A bientôt, chérie, nous nous arrêterons une semaine au plus à Chantepleurs, et nous serons chez toi vers le 10 mai. Nous allons donc nous revoir après plus de deux ans. Et quels changements! Nous voilà toutes deux femmes: moi la plus heureuse des maîtresses, toi la plus heureuse des mères. Si je ne t'ai pas écrit, mon cher amour, je ne t'ai pas oubliée. Et mon filleul, ce singe, est-il toujours joli? me fait-il honneur? il aura plus de neuf mois. Je voudrais bien assister à ses premiers pas dans le monde; mais Macumer me dit que les enfants précoces marchent à peine à dix mois. Nous taillerons donc des bavettes, en style du Blésois. Je verrai si, comme on le dit, un enfant gâte la taille.
P. S. Si tu me réponds, mère sublime, adresse ta lettre à Chantepleurs, je pars.
XXXIII
MADAME DE L'ESTORADE A MADAME DE MACUMER.

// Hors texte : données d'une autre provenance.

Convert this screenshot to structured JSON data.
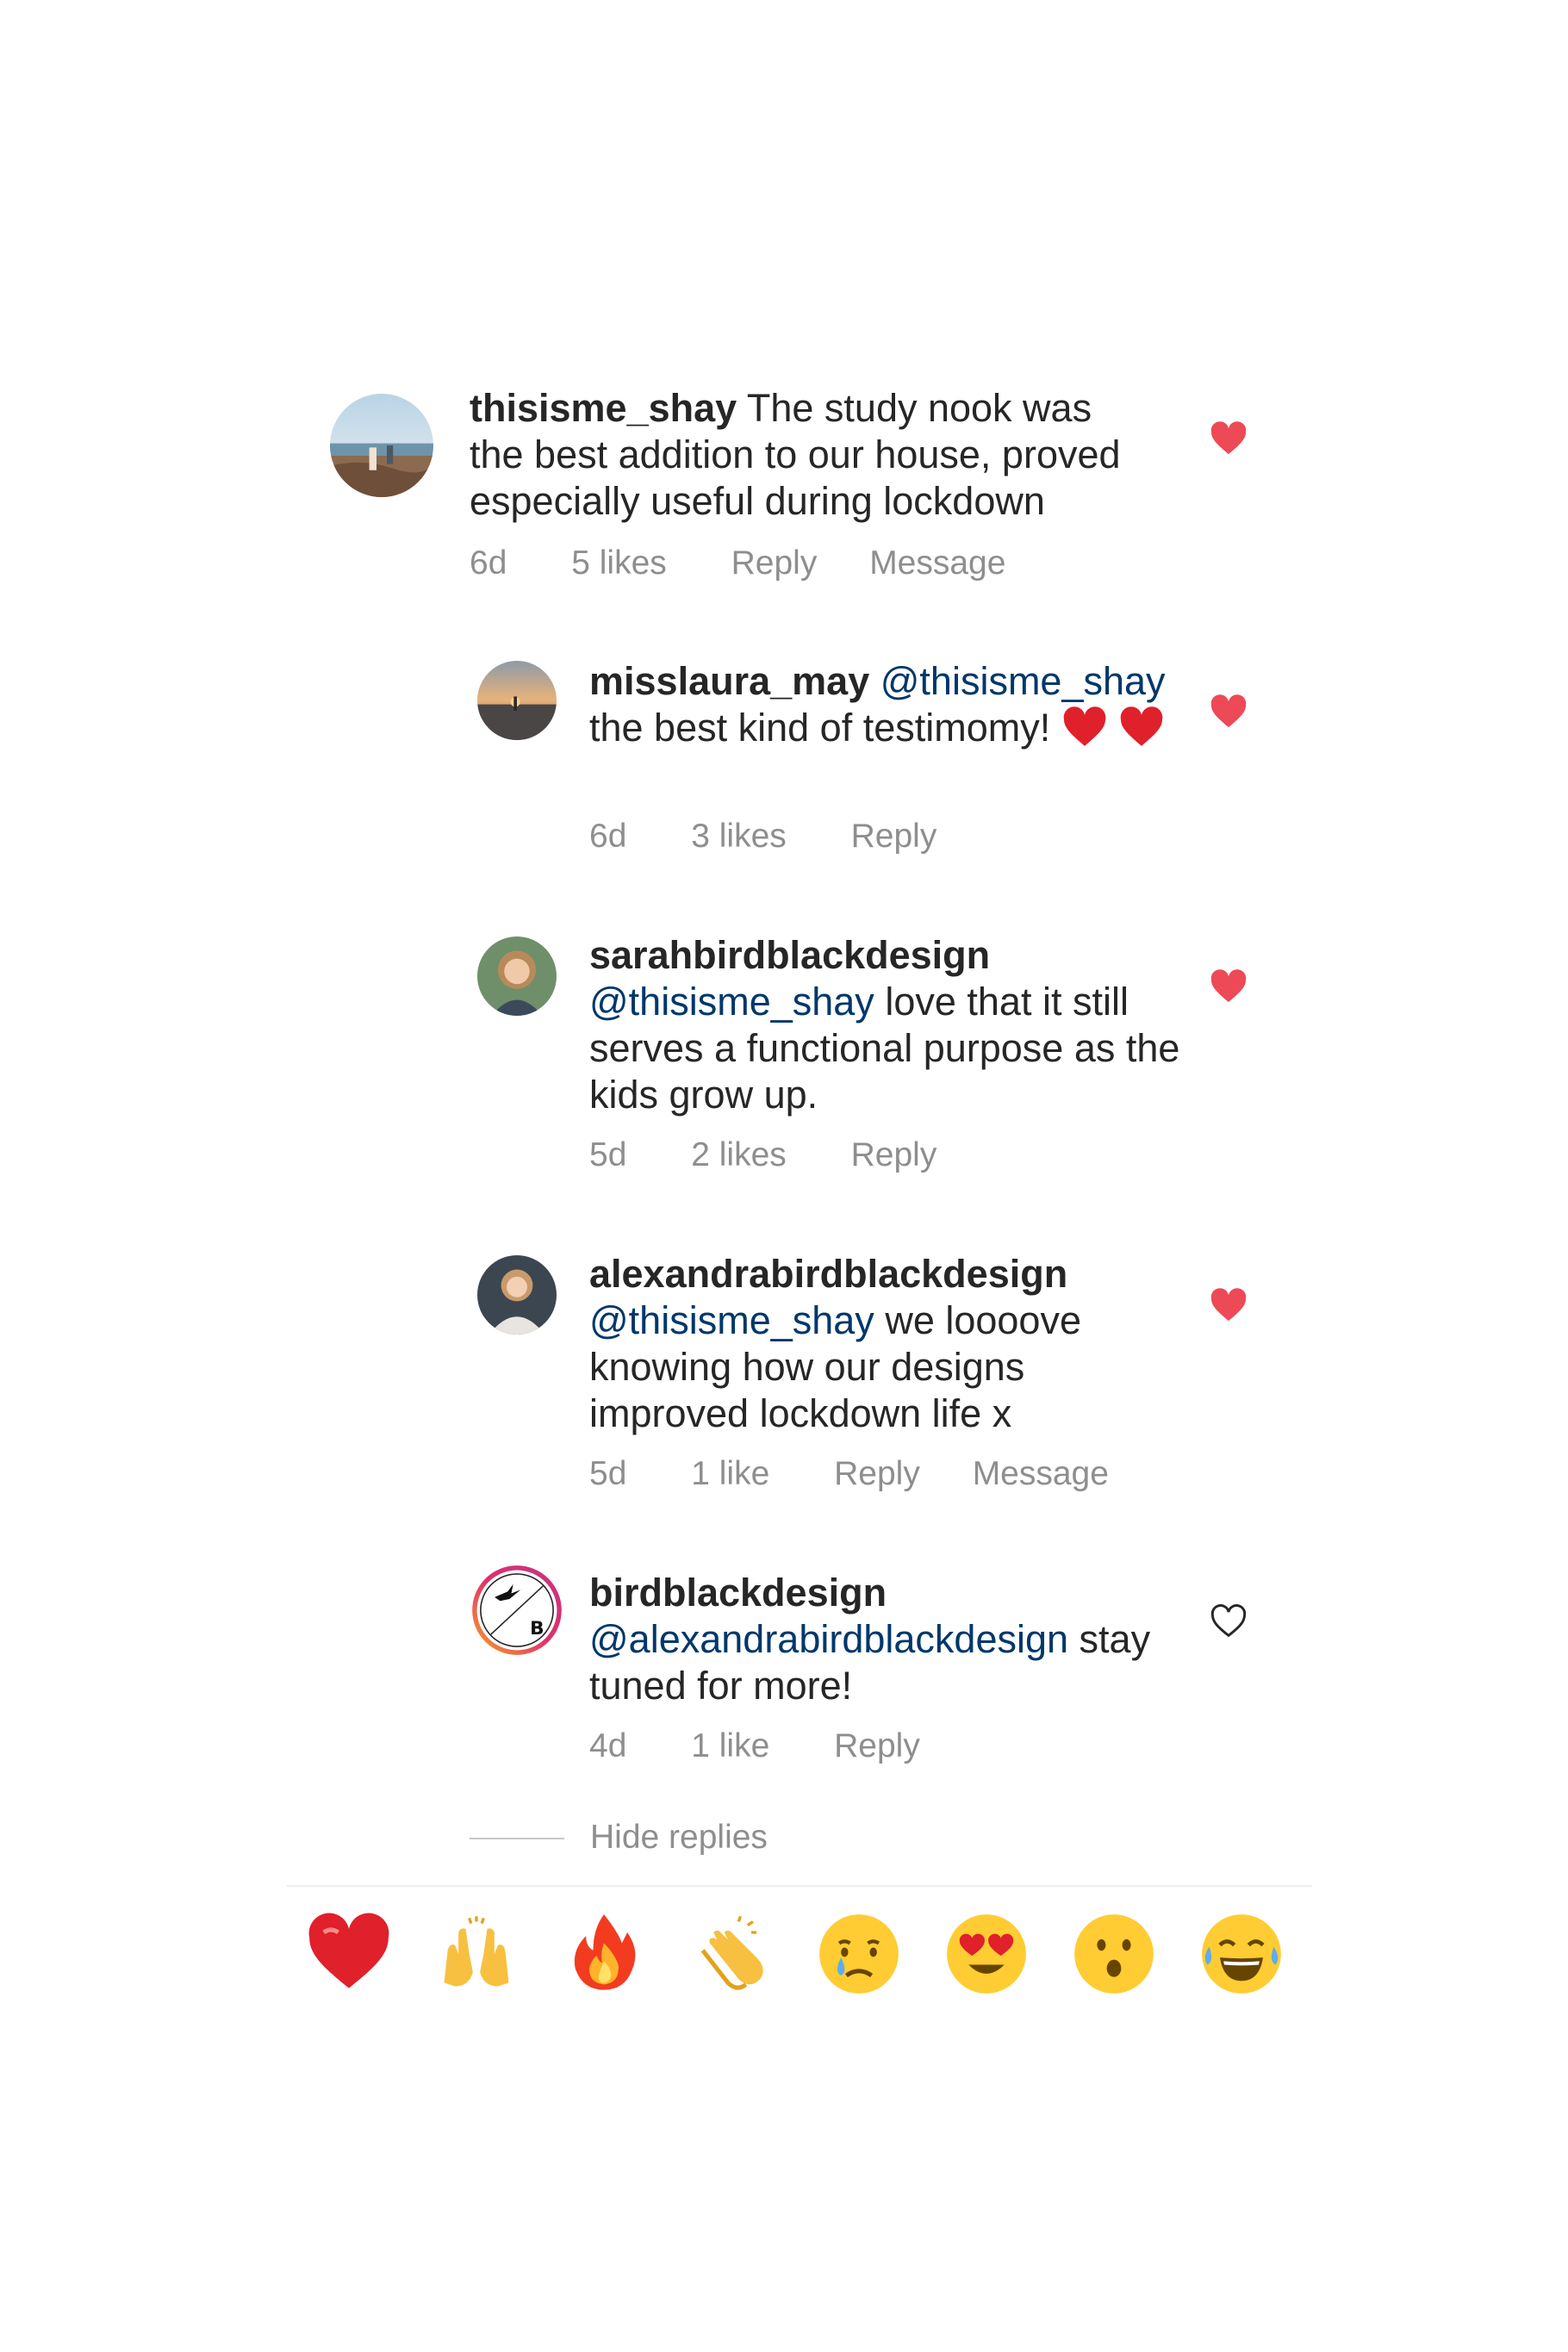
{
  "colors": {
    "liked_heart": "#ed4956",
    "username": "#262626",
    "mention": "#00376b",
    "meta_text": "#8e8e8e",
    "divider": "#efefef"
  },
  "comments": [
    {
      "username": "thisisme_shay",
      "mention": "",
      "text": "The study nook was the best addition to our house, proved especially useful during lockdown",
      "time": "6d",
      "likes": "5 likes",
      "reply": "Reply",
      "message": "Message",
      "liked": true
    },
    {
      "username": "misslaura_may",
      "mention": "@thisisme_shay",
      "text": "the best kind of testimomy!",
      "time": "6d",
      "likes": "3 likes",
      "reply": "Reply",
      "message": "",
      "liked": true
    },
    {
      "username": "sarahbirdblackdesign",
      "mention": "@thisisme_shay",
      "text": "love that it still serves a functional purpose as the kids grow up.",
      "time": "5d",
      "likes": "2 likes",
      "reply": "Reply",
      "message": "",
      "liked": true
    },
    {
      "username": "alexandrabirdblackdesign",
      "mention": "@thisisme_shay",
      "text": "we loooove knowing how our designs improved lockdown life x",
      "time": "5d",
      "likes": "1 like",
      "reply": "Reply",
      "message": "Message",
      "liked": true
    },
    {
      "username": "birdblackdesign",
      "mention": "@alexandrabirdblackdesign",
      "text": "stay tuned for more!",
      "time": "4d",
      "likes": "1 like",
      "reply": "Reply",
      "message": "",
      "liked": false,
      "avatar_logo_letter": "B"
    }
  ],
  "hide_replies": "Hide replies",
  "emoji_bar": [
    "red-heart",
    "raising-hands",
    "fire",
    "clapping-hands",
    "crying-face",
    "heart-eyes-face",
    "surprised-face",
    "tears-of-joy-face"
  ]
}
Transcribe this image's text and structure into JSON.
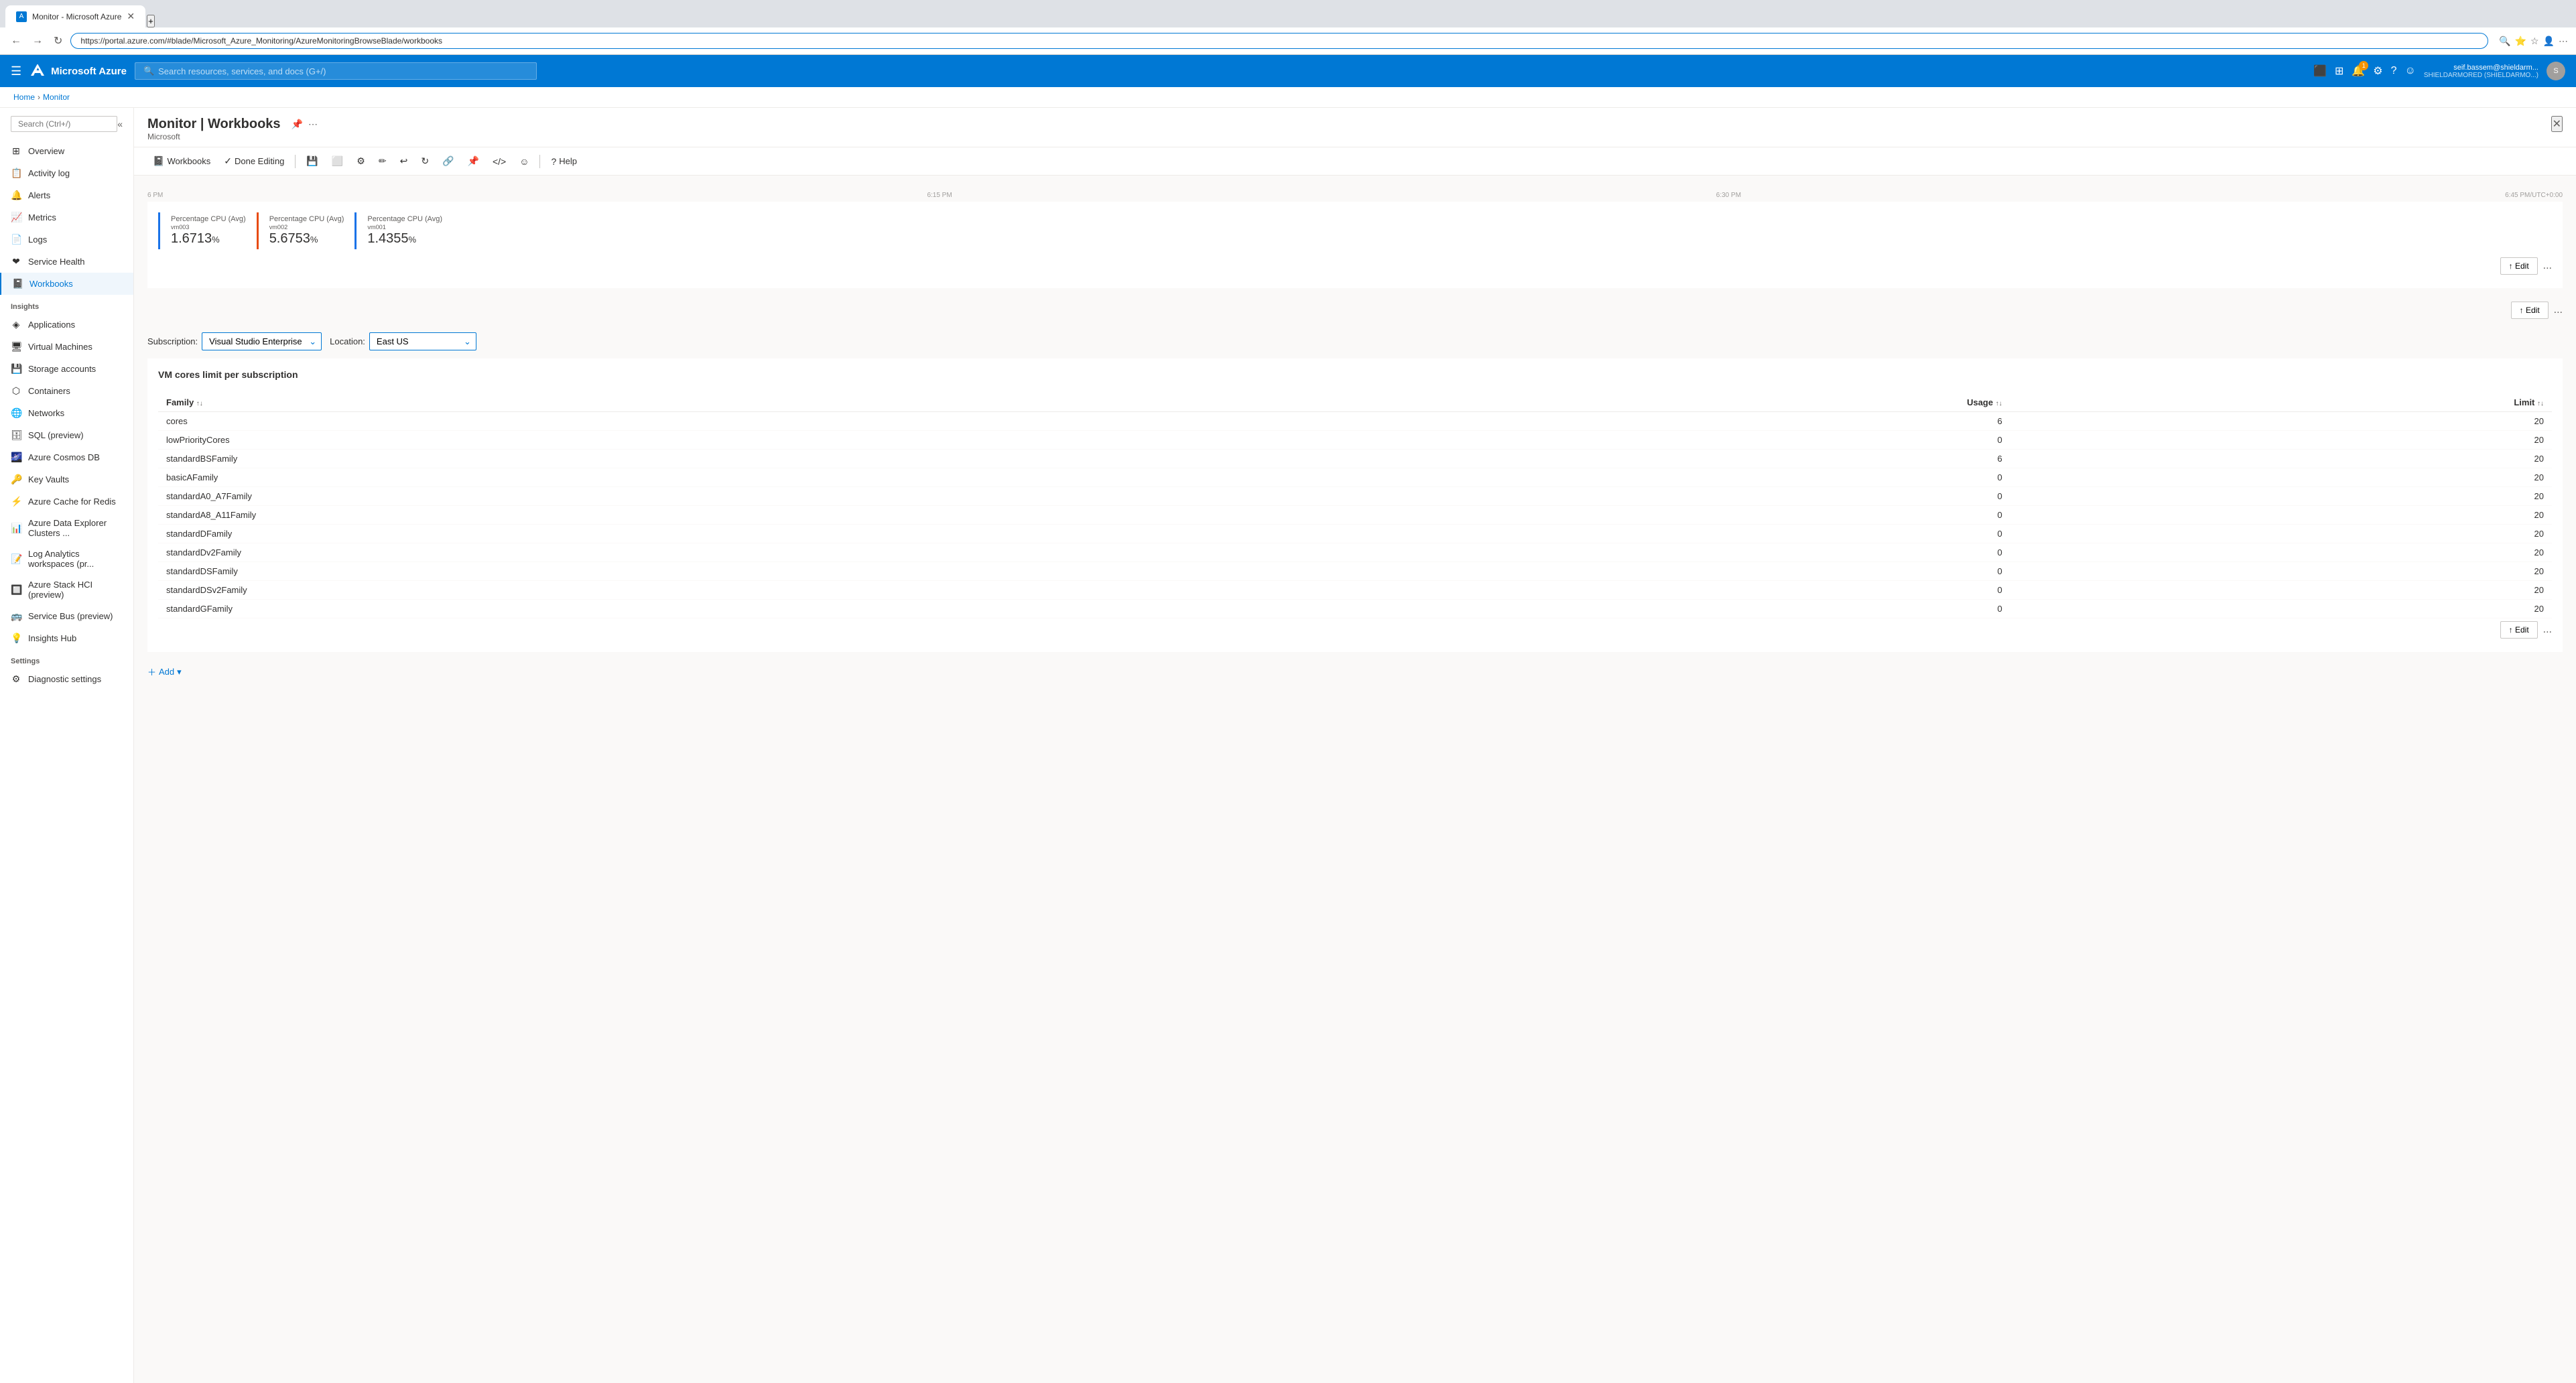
{
  "browser": {
    "tab_title": "Monitor - Microsoft Azure",
    "url": "https://portal.azure.com/#blade/Microsoft_Azure_Monitoring/AzureMonitoringBrowseBlade/workbooks",
    "new_tab_label": "+"
  },
  "topbar": {
    "app_name": "Microsoft Azure",
    "search_placeholder": "Search resources, services, and docs (G+/)",
    "notification_count": "1",
    "user_email": "seif.bassem@shieldarm...",
    "user_org": "SHIELDARMORED (SHIELDARMO...)"
  },
  "breadcrumb": {
    "home": "Home",
    "section": "Monitor"
  },
  "page": {
    "title": "Monitor | Workbooks",
    "subtitle": "Microsoft",
    "close_label": "✕"
  },
  "toolbar": {
    "items": [
      {
        "id": "workbooks",
        "label": "Workbooks",
        "icon": "📓"
      },
      {
        "id": "done-editing",
        "label": "Done Editing",
        "icon": "✓"
      },
      {
        "id": "save",
        "label": "",
        "icon": "💾"
      },
      {
        "id": "gallery",
        "label": "",
        "icon": "⬜"
      },
      {
        "id": "settings",
        "label": "",
        "icon": "⚙"
      },
      {
        "id": "edit",
        "label": "",
        "icon": "✏"
      },
      {
        "id": "undo",
        "label": "",
        "icon": "↩"
      },
      {
        "id": "refresh",
        "label": "",
        "icon": "↻"
      },
      {
        "id": "share",
        "label": "",
        "icon": "🔗"
      },
      {
        "id": "link",
        "label": "",
        "icon": "📎"
      },
      {
        "id": "code",
        "label": "",
        "icon": "</>"
      },
      {
        "id": "emoji",
        "label": "",
        "icon": "☺"
      },
      {
        "id": "help",
        "label": "Help",
        "icon": "?"
      }
    ]
  },
  "sidebar": {
    "search_placeholder": "Search (Ctrl+/)",
    "nav_items": [
      {
        "id": "overview",
        "label": "Overview",
        "icon": "⊞"
      },
      {
        "id": "activity-log",
        "label": "Activity log",
        "icon": "📋"
      },
      {
        "id": "alerts",
        "label": "Alerts",
        "icon": "🔔"
      },
      {
        "id": "metrics",
        "label": "Metrics",
        "icon": "📈"
      },
      {
        "id": "logs",
        "label": "Logs",
        "icon": "📄"
      },
      {
        "id": "service-health",
        "label": "Service Health",
        "icon": "❤"
      },
      {
        "id": "workbooks",
        "label": "Workbooks",
        "icon": "📓",
        "active": true
      }
    ],
    "insights_section": "Insights",
    "insights_items": [
      {
        "id": "applications",
        "label": "Applications",
        "icon": "◈"
      },
      {
        "id": "virtual-machines",
        "label": "Virtual Machines",
        "icon": "🖥"
      },
      {
        "id": "storage-accounts",
        "label": "Storage accounts",
        "icon": "💾"
      },
      {
        "id": "containers",
        "label": "Containers",
        "icon": "⬡"
      },
      {
        "id": "networks",
        "label": "Networks",
        "icon": "🌐"
      },
      {
        "id": "sql-preview",
        "label": "SQL (preview)",
        "icon": "🗄"
      },
      {
        "id": "azure-cosmos-db",
        "label": "Azure Cosmos DB",
        "icon": "🌌"
      },
      {
        "id": "key-vaults",
        "label": "Key Vaults",
        "icon": "🔑"
      },
      {
        "id": "azure-cache-redis",
        "label": "Azure Cache for Redis",
        "icon": "⚡"
      },
      {
        "id": "azure-data-explorer",
        "label": "Azure Data Explorer Clusters ...",
        "icon": "📊"
      },
      {
        "id": "log-analytics",
        "label": "Log Analytics workspaces (pr...",
        "icon": "📝"
      },
      {
        "id": "azure-stack-hci",
        "label": "Azure Stack HCI (preview)",
        "icon": "🔲"
      },
      {
        "id": "service-bus",
        "label": "Service Bus (preview)",
        "icon": "🚌"
      },
      {
        "id": "insights-hub",
        "label": "Insights Hub",
        "icon": "💡"
      }
    ],
    "settings_section": "Settings",
    "settings_items": [
      {
        "id": "diagnostic-settings",
        "label": "Diagnostic settings",
        "icon": "⚙"
      }
    ]
  },
  "cpu_metrics": [
    {
      "label": "Percentage CPU (Avg)",
      "sublabel": "vm003",
      "value": "1.6713",
      "unit": "%",
      "color": "#1a73e8"
    },
    {
      "label": "Percentage CPU (Avg)",
      "sublabel": "vm002",
      "value": "5.6753",
      "unit": "%",
      "color": "#e84c13"
    },
    {
      "label": "Percentage CPU (Avg)",
      "sublabel": "vm001",
      "value": "1.4355",
      "unit": "%",
      "color": "#1a73e8"
    }
  ],
  "chart_times": [
    "6 PM",
    "6:15 PM",
    "6:30 PM",
    "6:45 PM/UTC+0:00"
  ],
  "filters": {
    "subscription_label": "Subscription:",
    "subscription_value": "Visual Studio Enterprise",
    "location_label": "Location:",
    "location_value": "East US"
  },
  "table": {
    "title": "VM cores limit per subscription",
    "columns": [
      {
        "label": "Family",
        "sortable": true
      },
      {
        "label": "Usage↑↓",
        "sortable": true
      },
      {
        "label": "Limit↑↓",
        "sortable": true
      }
    ],
    "rows": [
      {
        "family": "cores",
        "usage": 6,
        "limit": 20
      },
      {
        "family": "lowPriorityCores",
        "usage": 0,
        "limit": 20
      },
      {
        "family": "standardBSFamily",
        "usage": 6,
        "limit": 20
      },
      {
        "family": "basicAFamily",
        "usage": 0,
        "limit": 20
      },
      {
        "family": "standardA0_A7Family",
        "usage": 0,
        "limit": 20
      },
      {
        "family": "standardA8_A11Family",
        "usage": 0,
        "limit": 20
      },
      {
        "family": "standardDFamily",
        "usage": 0,
        "limit": 20
      },
      {
        "family": "standardDv2Family",
        "usage": 0,
        "limit": 20
      },
      {
        "family": "standardDSFamily",
        "usage": 0,
        "limit": 20
      },
      {
        "family": "standardDSv2Family",
        "usage": 0,
        "limit": 20
      },
      {
        "family": "standardGFamily",
        "usage": 0,
        "limit": 20
      }
    ]
  },
  "buttons": {
    "edit_label": "↑ Edit",
    "more_label": "...",
    "add_label": "Add",
    "done_editing_label": "Done Editing"
  },
  "colors": {
    "azure_blue": "#0078d4",
    "accent": "#0078d4",
    "border": "#edebe9",
    "bg": "#faf9f8"
  }
}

Eh! mon enfant, si jamais tu deviens mère, tu sauras si l'on peut écrire pendant les deux premiers mois de la nourriture. Mary, ma bonne anglaise, et moi, nous sommes sur les dents. Il est vrai que je ne t'ai pas dit que je tiens à tout faire moi-même. Avant l'événement, j'avais de mes doigts cousu la layette et brodé, garni moi-même les bonnets. Je suis esclave, ma mignonne, esclave le jour et la nuit. Et d'abord Armand-Louis tette quand il veut, et il veut toujours; puis il faut si souvent le changer, le nettoyer, l'habiller; la mère aime tant à le regarder endormi, à lui chanter des chansons, à le promener quand il fait beau en le tenant sur ses bras, qu'il ne lui reste pas de temps pour se soigner elle-même. Enfin, tu avais le monde, j'avais mon enfant, notre enfant! Quelle vie riche et pleine! Oh! ma chère, je t'attends, tu verras! Mais j'ai peur que le travail des dents ne commence, et que tu ne le trouves bien criard, bien pleureur. Il n'a pas encore beaucoup crié, car je suis toujours là. Les enfants ne crient que parce qu'ils ont des besoins qu'on ne sait pas deviner, et je suis à la piste des siens. Oh! mon ange, combien mon cœur s'est agrandi pendant que tu rapetissais le tien en le mettant au service du monde! Je t'attends avec une impatience de solitaire. Je veux savoir ta pensée sur l'Estorade, comme tu veux sans doute la mienne sur Macumer. Écris-moi de ta dernière couchée. Mes hommes veulent aller au-devant de nos illustres hôtes. Viens, reine de Paris, viens dans notre pauvre bastide où tu seras aimée!